Lifestyle & Health

Detached from Meat

This weekend as we were plucking and beheading and otherwise somewhat unpleasantly processing a wild turkey it occurred to me that Americans have become far too detached from the actual source of their meat. The majority of meat eaters I know believe that the cows they eat live on large rolling farms, happily munching grass until one day they are led to a barn where a farmer quickly and as humanely possible ends his life. The reality is, most cows may begin their lives on nice farms like this, but they are soon transferred to CAFOs, Concentrated Animal Feeding Operations, where they have no room to move, and they are fed grains to fatten them up, even though it is unnatural for ruminants like cows to eat corn. They are given antibiotics to stave off the illnesses that would be rampant considering their living conditions and diet.

CAFO

But even if you are buying grass-fed, free range, organic meats, meat is the product of slaughtering an animal for the purpose of human consumption. I know people who won’t even buy whole chickens at the grocery store because they can’t stand the sight of the whole bird, and are too squeamish to cut the bird into pieces. So they pay more to buy the same product that has already been cut up for them. It just seems to me that if you are going to eat meat, you should have some idea where that meat comes from, and if at all possible, you should be involved in the killing and processing of that meat at some point in your life. I have to imagine there are a lot of city dwellers who would quickly become vegetarians if they ever visited a CAFO or a meat processing plant. For some people just driving by these places is enough to make them swear off meat, and for me the smell in some of these towns was enough to at least get me to want to stop eating meat that comes from a factory farm.

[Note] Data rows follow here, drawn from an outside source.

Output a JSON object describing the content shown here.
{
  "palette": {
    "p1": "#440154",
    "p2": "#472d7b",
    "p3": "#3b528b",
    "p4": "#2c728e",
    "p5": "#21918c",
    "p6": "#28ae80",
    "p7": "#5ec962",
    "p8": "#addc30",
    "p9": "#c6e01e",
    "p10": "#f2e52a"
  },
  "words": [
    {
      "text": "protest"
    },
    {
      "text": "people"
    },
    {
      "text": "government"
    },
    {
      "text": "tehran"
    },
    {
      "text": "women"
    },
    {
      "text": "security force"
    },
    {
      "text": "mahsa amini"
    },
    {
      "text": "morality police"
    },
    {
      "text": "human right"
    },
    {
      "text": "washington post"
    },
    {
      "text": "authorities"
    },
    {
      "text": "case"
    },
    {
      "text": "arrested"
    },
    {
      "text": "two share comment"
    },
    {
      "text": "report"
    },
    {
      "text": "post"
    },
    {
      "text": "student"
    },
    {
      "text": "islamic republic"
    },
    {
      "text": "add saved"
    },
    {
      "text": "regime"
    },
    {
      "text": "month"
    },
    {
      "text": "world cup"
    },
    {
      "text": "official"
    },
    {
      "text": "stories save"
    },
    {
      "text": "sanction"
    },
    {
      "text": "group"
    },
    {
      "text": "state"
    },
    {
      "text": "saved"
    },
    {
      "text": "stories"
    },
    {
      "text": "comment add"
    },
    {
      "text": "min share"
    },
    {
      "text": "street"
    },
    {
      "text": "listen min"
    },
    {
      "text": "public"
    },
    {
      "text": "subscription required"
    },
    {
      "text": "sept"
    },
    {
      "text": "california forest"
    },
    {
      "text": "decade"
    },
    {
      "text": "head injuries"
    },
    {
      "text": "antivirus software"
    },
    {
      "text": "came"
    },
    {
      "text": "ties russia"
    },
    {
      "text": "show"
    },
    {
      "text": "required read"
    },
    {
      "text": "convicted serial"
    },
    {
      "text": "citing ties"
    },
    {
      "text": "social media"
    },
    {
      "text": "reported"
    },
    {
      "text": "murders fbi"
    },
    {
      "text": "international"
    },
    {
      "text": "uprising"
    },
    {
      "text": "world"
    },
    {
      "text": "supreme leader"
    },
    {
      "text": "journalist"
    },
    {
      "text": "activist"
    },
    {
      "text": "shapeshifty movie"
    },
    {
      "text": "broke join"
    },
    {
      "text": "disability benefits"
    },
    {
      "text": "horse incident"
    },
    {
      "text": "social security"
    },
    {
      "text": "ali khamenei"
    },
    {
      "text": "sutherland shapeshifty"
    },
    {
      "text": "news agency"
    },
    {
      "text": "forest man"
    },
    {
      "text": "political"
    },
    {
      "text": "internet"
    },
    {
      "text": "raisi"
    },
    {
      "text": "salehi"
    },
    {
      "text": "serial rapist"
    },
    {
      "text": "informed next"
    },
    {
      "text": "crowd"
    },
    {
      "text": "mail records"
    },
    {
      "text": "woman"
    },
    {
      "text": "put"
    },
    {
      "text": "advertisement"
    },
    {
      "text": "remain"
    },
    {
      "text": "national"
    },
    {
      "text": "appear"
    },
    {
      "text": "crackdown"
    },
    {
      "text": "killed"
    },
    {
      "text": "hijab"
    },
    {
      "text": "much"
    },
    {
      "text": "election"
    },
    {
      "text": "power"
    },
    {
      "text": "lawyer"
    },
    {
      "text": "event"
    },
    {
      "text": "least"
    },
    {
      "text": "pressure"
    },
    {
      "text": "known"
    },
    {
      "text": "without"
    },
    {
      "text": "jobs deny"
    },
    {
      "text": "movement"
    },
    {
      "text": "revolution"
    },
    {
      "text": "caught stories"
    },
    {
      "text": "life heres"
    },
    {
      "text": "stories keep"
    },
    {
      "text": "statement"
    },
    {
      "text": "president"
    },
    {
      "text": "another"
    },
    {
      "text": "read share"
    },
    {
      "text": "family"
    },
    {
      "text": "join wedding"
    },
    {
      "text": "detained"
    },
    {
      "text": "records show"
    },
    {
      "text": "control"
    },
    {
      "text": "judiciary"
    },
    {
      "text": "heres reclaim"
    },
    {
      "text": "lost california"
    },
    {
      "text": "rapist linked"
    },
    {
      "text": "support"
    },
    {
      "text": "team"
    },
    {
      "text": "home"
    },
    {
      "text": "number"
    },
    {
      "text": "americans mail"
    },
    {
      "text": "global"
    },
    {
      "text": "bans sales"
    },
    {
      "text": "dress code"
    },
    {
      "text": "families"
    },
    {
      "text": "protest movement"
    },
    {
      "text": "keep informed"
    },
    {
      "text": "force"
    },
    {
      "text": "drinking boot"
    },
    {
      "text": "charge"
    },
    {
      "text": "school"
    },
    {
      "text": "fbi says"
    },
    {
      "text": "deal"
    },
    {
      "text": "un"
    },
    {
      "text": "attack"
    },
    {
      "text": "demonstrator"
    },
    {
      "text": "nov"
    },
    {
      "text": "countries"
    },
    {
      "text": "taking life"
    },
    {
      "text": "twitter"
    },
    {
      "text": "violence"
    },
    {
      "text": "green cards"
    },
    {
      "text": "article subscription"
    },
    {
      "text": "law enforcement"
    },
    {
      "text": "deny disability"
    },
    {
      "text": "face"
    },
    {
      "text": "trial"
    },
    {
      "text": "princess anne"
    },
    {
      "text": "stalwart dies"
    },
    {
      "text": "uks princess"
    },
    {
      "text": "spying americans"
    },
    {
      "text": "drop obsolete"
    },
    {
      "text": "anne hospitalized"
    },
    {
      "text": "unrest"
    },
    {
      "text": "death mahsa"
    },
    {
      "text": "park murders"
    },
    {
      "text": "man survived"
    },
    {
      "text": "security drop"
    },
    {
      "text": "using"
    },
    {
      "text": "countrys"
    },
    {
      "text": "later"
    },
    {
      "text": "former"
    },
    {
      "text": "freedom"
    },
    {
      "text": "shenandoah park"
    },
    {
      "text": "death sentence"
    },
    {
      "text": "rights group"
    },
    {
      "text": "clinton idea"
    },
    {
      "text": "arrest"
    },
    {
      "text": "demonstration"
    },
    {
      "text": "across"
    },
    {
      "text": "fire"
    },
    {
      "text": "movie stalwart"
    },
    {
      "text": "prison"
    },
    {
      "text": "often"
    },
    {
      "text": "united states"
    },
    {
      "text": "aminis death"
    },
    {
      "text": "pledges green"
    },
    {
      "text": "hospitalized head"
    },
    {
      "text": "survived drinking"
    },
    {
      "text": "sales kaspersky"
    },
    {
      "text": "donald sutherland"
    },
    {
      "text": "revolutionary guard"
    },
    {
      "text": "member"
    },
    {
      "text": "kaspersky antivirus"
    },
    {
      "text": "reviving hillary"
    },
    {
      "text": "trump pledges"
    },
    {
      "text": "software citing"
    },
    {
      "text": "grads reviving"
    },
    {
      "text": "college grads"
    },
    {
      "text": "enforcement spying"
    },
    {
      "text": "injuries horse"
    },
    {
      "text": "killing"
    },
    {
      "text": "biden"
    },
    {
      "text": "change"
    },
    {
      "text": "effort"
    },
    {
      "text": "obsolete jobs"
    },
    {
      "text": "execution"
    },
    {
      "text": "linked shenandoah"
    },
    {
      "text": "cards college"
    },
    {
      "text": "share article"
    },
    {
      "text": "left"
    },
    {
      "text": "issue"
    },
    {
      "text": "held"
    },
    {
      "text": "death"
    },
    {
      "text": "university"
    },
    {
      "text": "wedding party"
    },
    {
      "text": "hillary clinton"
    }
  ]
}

I have a friend in South Carolina who tells the funniest story about his childhood, but it’s also a very good lesson. He was a typical southern boy I’d say, galavanting in the wild, exploring, realizing that at least in rural America man may actually be the king of the forest. He saw a sparrow and shot it with his BB gun, and proudly brought it home to show his father. His father told him, “that’s great son, you’ve killed your first meal.” And proceeded to make my friend clean that tiny little bird, cook it, and eat it. His point? It’s okay for man to kill other animals, but it should only be done with respect for the animal in question, and the animal is not a trophy, the animal is a source of food. I completely respect vegetarianism, but I don’t seem to be able to do it. So I have decided that if I am going to eat meat, I will try to do it in a way that is still respectful of the animal and his life. Yes, perhaps when I eat elk I have taken the life of (or been reponsible for the death of) a magnificent animal, but at least I know that animal lived a natural life in the wild, rather than being confined with hundreds of other animals and fed an unnatural diet and given antibiotics that I will then be eating when I eat the meat. I realize that I am lucky to live in a place where that’s possible, but more and more options are springing up every day that enable us all to choose NOT to support factory farming.